By Melissa Darlyne Chow, 5th January 2018;
Residents have been left puzzled after two Dolphin carcasses were washed ashore on a beach in Tanjung Bungah here within a week.
Sonya Shah said the first carcass was found on Dec 29, while the second was found two days ago.
While both Dolphins have since been buried at the beach, Sonya, who lives nearby, expressed her disappointment with the way the situations were handled.
“My mother and I struggled to get help as we called several fisheries, marine rescue teams and wildlife sanctuaries based in Penang and each of them passed the job onto someone else.
“Every one of them gave us different phone numbers to call and their reason for not attending to the incident was that it was ‘not their job’. They even advised us to call SPCA (Society for the Prevention of Cruelty to Animals),” she said in a Facebook post, adding that it took several hours until a small group of people came to help.
Sonya said she had expected the Dolphins to be taken to laboratories to be examined so that their cause of death could be determined and future deaths could be prevented.
“Evidently, these deaths must have been unnatural and I am no marine biologist but I know that this could have been avoided.
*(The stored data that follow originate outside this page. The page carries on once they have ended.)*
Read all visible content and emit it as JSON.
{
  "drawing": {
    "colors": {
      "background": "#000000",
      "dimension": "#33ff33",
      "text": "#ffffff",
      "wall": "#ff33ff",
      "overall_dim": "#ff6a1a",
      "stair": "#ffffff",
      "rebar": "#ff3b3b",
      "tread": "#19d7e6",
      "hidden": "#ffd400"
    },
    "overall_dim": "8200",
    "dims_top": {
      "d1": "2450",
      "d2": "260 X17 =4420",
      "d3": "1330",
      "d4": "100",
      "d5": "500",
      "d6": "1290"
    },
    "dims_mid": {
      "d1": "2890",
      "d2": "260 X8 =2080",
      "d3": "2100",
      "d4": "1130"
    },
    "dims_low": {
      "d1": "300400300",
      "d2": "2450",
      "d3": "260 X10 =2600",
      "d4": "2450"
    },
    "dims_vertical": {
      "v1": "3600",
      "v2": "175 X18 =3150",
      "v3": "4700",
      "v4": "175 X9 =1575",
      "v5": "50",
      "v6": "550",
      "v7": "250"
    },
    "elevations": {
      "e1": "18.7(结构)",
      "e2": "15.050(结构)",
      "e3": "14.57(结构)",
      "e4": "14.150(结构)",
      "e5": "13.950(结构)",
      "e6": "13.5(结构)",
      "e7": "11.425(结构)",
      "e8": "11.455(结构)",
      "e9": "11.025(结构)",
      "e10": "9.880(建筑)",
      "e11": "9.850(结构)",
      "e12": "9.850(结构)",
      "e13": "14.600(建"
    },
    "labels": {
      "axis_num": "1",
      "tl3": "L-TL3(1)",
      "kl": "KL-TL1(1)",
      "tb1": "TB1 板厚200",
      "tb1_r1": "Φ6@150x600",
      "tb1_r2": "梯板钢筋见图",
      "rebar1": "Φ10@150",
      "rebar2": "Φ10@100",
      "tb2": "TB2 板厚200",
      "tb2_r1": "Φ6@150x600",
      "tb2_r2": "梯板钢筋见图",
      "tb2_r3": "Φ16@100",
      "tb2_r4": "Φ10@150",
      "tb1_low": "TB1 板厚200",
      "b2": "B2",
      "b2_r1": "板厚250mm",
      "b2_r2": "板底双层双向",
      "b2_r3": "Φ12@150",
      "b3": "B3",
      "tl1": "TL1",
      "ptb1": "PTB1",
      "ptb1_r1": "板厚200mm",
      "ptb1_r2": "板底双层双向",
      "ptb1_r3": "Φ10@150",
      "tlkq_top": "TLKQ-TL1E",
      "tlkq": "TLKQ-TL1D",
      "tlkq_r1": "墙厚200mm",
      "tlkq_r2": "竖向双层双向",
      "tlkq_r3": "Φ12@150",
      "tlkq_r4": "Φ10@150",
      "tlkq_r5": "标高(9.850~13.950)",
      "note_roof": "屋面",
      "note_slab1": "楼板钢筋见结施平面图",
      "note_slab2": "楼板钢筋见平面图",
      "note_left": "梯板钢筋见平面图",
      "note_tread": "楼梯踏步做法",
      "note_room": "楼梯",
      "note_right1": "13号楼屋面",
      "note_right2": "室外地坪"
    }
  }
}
Whether they had been poisoned, gotten lost, suffocated, or caught a disease.
“We could have helped and it didn’t need to result in death. They are just as worthy of living as we are,” she said.
Sonya also lamented the actions of beachgoers who had a total disregard and lack of respect for the carcasses.
“People were actually throwing shingles, pebbles and shells at the carcass and when asked not to fiddle with the body, they responded with anger, hostility and impudence,” she said.
Meanwhile, activist Andrew Ng said they had contacted the Fisheries Department concerning the carcasses.
“I personally think that they didn’t do a thorough job. They just measured and buried the body.
“They didn’t determine the cause of death or take any samples from the dolphin for testing,” he told FMT.
Ng said he sent photographs of the carcasses to the Langkawi Dolphin Research Centre, which provided information on the species of the Dolphins.
“The centre said that it is an Indo-Pacific Humpback Dolphin (Sousa chinensis), a near threatened species under the IUCN (International Union for Conservation of Nature) red list,” he added.